Everyone at the table pitched their company’s goods and services in the hope of making fruitful connections. Stating that Twirling Tiger Media provides content marketing services to B2Bs and B2Cs often needs further explanation to those outside of the marketing world.
“We create engaging and nurturing content to connect your brand to target customers—using compelling words and images. Our writers and graphic designers create blog posts, case studies, success stories, magazines, newsletters…” Our company’s services are best explained in a narrative that illustrates how content marketing elevates a brand’s exposure and value to its customers. “Nothing shows the value of your products and customer service more than a satisfied customer willing to tell the world how you helped transform their processes, procedures or relations like a well-written and -designed success story,” I told the group.
As the table cleared, one person lingered to ask me a pointed question, “What’s the difference between what you offer and the spam that I am inundated with daily?”
Here are some of those differentiators.
I didn’t sign-up for this
We are all annoyed by spam—the splattering of unsolicited email messages aimed at the masses from concealed senders. In contrast, content marketing is original information responsibly distributed to a company’s prospects and customers using acceptable list management practices, such as permission-based subscription tactics as opposed to purchased or rented lists. Done right, companies grow an organic list of quality contacts by offering custom content that interests consumers. In the process, it’s important that companies maintain a good-sender reputation by complying with the requirements of the CAN-SPAM Act.
Stand out by offering useful solutions to buyer’s challenges
More buyers are self-educating online, and companies need to respond with content that is unique and useful. The traditional sales funnel has been reconfigured with marketing dominating the stages of customer engagement. By 2020, more than 80 percent of the buying process will occur without any direct human to human interaction.* To answer the demand of useful information for savvy customers, companies need to reframe their strategy from an advertising approach to an informing approach that’s optimized for social media conversations.

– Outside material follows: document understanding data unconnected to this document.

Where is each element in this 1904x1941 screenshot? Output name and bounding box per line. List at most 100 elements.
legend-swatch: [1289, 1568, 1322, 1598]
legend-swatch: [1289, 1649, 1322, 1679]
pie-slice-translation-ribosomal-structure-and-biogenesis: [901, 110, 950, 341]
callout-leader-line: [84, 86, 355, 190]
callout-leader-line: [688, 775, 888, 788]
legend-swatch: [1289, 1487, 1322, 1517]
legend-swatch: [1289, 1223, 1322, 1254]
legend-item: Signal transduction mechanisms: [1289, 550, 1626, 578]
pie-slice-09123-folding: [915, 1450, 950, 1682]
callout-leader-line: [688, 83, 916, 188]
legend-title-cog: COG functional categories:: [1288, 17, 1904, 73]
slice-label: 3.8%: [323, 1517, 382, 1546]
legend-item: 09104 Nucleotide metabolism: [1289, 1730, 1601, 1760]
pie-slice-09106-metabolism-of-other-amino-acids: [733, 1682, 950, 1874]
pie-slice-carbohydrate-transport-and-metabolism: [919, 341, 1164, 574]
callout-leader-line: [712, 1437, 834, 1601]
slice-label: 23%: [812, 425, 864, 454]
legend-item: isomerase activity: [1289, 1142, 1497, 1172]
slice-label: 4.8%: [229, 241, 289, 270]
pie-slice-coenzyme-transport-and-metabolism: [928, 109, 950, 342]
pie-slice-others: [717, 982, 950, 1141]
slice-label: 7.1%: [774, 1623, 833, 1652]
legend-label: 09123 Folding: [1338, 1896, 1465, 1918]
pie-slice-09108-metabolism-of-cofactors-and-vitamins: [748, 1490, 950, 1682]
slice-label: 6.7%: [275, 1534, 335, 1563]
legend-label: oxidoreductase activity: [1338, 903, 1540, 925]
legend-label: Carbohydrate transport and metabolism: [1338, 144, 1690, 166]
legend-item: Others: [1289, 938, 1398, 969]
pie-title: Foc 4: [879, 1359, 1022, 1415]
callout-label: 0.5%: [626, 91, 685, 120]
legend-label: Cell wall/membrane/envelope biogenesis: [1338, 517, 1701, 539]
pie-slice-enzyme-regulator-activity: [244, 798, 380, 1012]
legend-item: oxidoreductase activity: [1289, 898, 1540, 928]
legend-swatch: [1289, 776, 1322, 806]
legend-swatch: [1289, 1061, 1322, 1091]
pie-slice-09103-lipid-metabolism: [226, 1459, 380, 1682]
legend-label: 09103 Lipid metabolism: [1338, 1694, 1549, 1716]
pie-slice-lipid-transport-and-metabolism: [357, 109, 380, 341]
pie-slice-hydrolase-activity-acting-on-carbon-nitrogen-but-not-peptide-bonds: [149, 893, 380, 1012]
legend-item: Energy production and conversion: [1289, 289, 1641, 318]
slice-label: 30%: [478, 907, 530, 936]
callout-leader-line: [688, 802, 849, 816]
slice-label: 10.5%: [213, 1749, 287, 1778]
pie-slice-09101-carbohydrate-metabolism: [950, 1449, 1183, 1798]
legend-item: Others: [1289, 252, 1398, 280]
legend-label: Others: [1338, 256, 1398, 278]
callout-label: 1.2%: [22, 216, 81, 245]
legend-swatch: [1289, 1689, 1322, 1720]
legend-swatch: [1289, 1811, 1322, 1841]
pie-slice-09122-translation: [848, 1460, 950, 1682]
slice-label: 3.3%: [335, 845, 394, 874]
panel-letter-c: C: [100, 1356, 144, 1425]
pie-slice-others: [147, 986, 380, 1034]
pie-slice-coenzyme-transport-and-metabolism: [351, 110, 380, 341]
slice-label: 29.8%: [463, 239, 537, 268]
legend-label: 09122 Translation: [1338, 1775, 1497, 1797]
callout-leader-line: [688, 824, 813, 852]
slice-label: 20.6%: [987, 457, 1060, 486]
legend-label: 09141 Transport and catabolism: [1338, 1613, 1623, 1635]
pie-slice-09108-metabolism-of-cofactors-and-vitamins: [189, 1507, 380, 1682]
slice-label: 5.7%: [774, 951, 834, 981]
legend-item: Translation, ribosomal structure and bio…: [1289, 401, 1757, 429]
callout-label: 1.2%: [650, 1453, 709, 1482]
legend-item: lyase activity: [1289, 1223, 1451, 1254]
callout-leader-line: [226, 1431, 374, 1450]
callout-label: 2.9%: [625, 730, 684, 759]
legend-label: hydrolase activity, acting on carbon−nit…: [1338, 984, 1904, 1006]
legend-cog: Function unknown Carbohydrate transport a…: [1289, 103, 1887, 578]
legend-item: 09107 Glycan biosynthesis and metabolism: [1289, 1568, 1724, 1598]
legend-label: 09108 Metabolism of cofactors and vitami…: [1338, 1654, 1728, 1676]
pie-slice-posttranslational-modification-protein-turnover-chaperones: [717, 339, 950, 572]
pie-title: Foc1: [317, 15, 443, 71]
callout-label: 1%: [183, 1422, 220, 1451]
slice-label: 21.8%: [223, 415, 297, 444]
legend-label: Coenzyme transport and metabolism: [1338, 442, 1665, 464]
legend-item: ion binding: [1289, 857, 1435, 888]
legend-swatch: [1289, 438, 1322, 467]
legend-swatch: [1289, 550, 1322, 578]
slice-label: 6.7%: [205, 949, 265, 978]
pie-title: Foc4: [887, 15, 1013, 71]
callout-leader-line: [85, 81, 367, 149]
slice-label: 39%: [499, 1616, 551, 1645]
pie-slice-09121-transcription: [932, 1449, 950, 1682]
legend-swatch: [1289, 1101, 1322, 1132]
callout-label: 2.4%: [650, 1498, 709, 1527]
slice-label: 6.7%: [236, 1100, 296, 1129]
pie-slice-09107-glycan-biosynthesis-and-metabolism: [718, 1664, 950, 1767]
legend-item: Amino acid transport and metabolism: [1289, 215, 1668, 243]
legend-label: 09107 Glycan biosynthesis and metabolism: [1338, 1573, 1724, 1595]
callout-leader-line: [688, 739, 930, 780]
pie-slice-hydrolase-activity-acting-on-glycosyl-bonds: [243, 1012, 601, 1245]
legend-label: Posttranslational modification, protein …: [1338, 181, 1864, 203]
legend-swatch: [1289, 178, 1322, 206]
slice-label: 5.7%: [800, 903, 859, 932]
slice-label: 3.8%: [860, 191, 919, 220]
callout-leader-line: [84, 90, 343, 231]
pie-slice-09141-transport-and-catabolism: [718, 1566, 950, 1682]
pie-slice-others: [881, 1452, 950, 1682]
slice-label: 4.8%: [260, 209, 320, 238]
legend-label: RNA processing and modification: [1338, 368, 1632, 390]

Customized content built for a brand
Content marketing is predominately outward-facing content created to attract and acquire new customers. It can be branded content, but it can also be simply brand-relevant content. Examples are white papers, blogs and social media. Custom content is content meant to build an affinity with an existing audience. This content reinforces the brand, communicates the value of products or services and creates new opportunities. It’s branded content and used to maintain engagement with existing customers. Examples are publications and e-newsletters. There is some overlap between content marketing and custom content, but both deliver solutions for engaging and nurturing customers. Today’s marketers lump both types—content marketing and custom content—in the same bucket of content marketing. (Confusing, I realize, but the industry is evolving quickly and the term is used without distinction at times.)
Here are some tips, and our approach as writers with journalism backgrounds (not copywriters), for providing your audience with honest content that is unique and useful:
— Create relevant and authentic narratives through compelling story telling.
— Find and develop a story that resonates with a chosen audience.
— Support the story with facts.
I’m hoping I fully explained to my lunch mate the differences between spam and content marketing, and how they are distributed. Companies use a multitude of ways to capture leads so that they can market to customers, and most do so without annoying them. Ultimately, it’s up to the recipient of the information to decide what’s useful and what they consider spam.